There’s a lot we still don’t understand about COVID-19, but scientists just took a step forward in figuring out why some patients reach the critical stages of the disease. A new study of thousands of COVID-19 patients has revealed eight genetic sequences that are more common in people who develop life-threatening cases.
The discovery will not only help develop new drugs to aid in the treatment of the virus, but points to existing medications that could help severely ill patients recover.
“We have discovered new and highly plausible genetic associations with critical illness in COVID-19,” an international team of researchers led by the University of Edinburgh in the UK explains in a new paper.
“Some of these associations lead directly to potential therapeutic approaches to augment interferon signalling, antagonise monocyte activation and infiltration into the lungs, or specifically target harmful inflammatory pathways.”
The researchers conducted their research on 2,244 critically ill COVID-19 patients sourced from 208 intensive care units in the UK. Their DNA was subjected to a genome-wide association study (GWAS), in which genetic variants in individuals are analysed to determine if they can be associated with a specific trait.
Ancestry-matched control genomes were selected from the UK Biobank, a population-scale anonymised genetic database. For each COVID-19 patient, five controls were selected, excluding any known to have a positive COVID-19 test.
The GWAS turned up eight genetic sequences more common in the COVID-19 patients, validated using two independent population studies. Five of the sequences were replicated in a meta-analysis of COVID-19 patients from the COVID-19 Host Genetics Initiative and 23andMe Inc’s broad respiratory phenotype.
Because most humans haven’t had their genomes sequenced, this may not be particularly useful on an individual level. However, what the genes do could be used to develop treatments.
The researchers found that the sequences implicated relate to genes involved in inflammatory processes and the body’s response to invading viruses.
“For example, the TYK2 gene is associated with the inflammatory responses that are known to cause the ‘cytokine storm’ that is responsible for the death of younger patients who contract [this] condition,” said clinical senior lecturer David Strain of the University of Exeter and the British Medical Association, who was not involved in the research.
“The reason this is of interest is that there are treatments that can block (inhibit) the receptor to this (JAK receptor) and thus may present [a] therapeutic option going forward (particularly given that the individuals most likely to experience cytokine storm are lower down the priority list for vaccinations).”
Also of interest, he noted, was an association between severe COVID-19 and a genetic predisposition toward obesity. This could mean that lifestyle changes may not have much impact on COVID-19 outcomes.

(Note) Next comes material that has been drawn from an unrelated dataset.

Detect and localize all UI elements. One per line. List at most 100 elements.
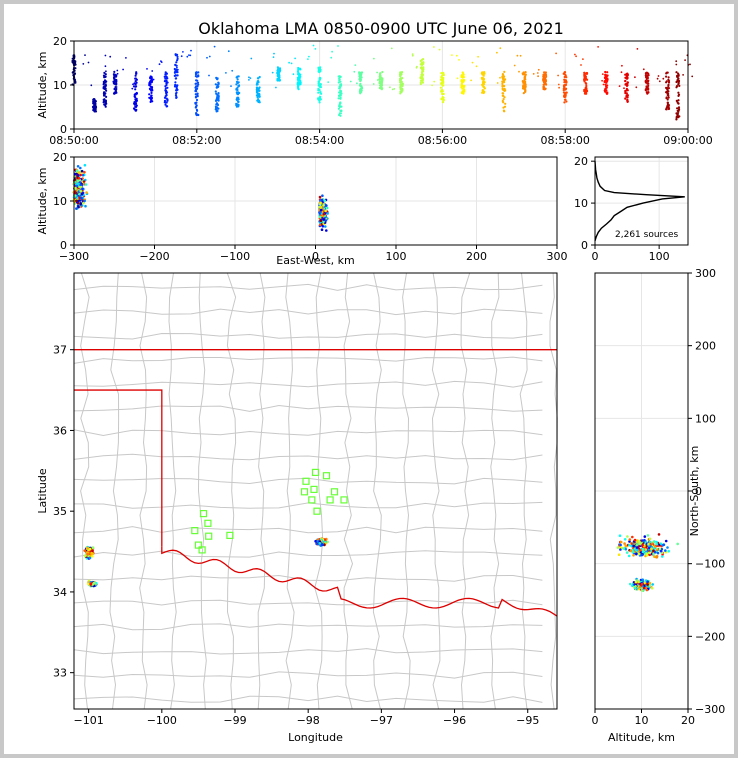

The study has at least one significant limitation, Strain notes: the controls had not tested positive to COVID-19.
“Ideally, in order to differentiate between those with susceptibility to severe disease, all the controls would also have been exposed to coronavirus, and we would be comparing those who tested positive but had only mild disease with those who went on to be hospitalised,” he said.
Overall, however, the team’s findings suggest that two biological mechanisms are behind critical illness in COVID-19. In the early stages, the body’s innate immune response to viral infection; and in the late stages, the body’s inflammatory processes.
Since there are already drugs that can target these pathways – TYK2, for example, is targeted by the rheumatoid arthritis drug baricitinib – clinical trials to test the findings could be undertaken quickly.
The research has been published in Nature.